Different indexes suit different cases. The default is the BTree used as standard in both relational and object databases where it is also used as a storage type (e.g. LargePloneFolders).
BTrees suit queries that only access under 15% of the tables rows and where the data is evenly distributed and of high cardinality (different values). These also come in the reverse key type for less cardinal data, and function based indexes to allow the use of an index where a column is normally used wrapped in a function - so function result vs row id is being mapped.
Bitmap indexes are for low cardinality columns, and are ideal for read only systems and very large tables.
A key gotcha is that indexes may be disabled accidentally, so watch out for queries that check for nulls, use a function on the indexed column (e.g. in postgres and mysql mynum = '123' can be taken as an implicit conversion function to a string literal - hence the index isnt used). Comparison with another column in the same table and leading wildcards in like statements. Also remember that if your index is automatically created by adding a constraint such as a primary key, then removing that constraint will drop the index too.
Bind Variables, Memory and Pooling
It is important that frequently used queries where just the parameters change, are written in exactly the same form. So no extra spaces, different field order etc.
One benefit of an ORM or other database abstraction layer is that this will generally happen because the sql is programatically generated. If the database engine gets a query that
only differs in its parameters then it should recognize this and substitute bind variables for those params (assuming the cursor settings allow this). The query itself and its best execution plan can then be rapidly loaded from memory and just the bind variables substituted to get the result.

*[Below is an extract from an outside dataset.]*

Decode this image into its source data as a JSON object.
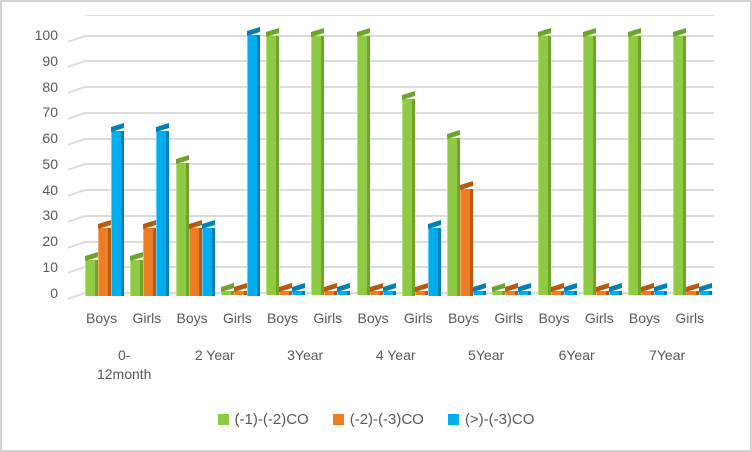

This is clearly noticable when you are just rerunning the same query - the first execution time will often be more than double the time of running it again. Generally execution plans will be loaded in global memory. Whilst result sets will be within a connection sessions memory pool. So it may prove a performance benefit for a particular database session to be tied to a web session for some applications.
For web applications a connection pool should always be used*. Connection creation can take a significant time especially with separate database servers (ie. a couple of seconds) and without pooling a web application will be recreating a connection for every request. So giving very poor performance and risking a DoS attack effect on the database by creating an unlimited amount of connections.
Another option is to maintain connections via web session machinery, this may be a better solution where the number of concurrent users is low and their usage is quite user specific (see above). So for a low usage OLTP web application. This also alows cursor caching where a cache of cursors being used in queries can be set up for use by a particular user so saving rerunning queries and paginating commands (rownum or limit etc.) each time.
* Connection pools are available for most database connectors, or failing that at the framework level. For example in Python, I have packaged a pooling connector for django and Oracle to use cx_Oracle's pooling, django-oraclepool. Whilst the zope framework pools connections within its object database.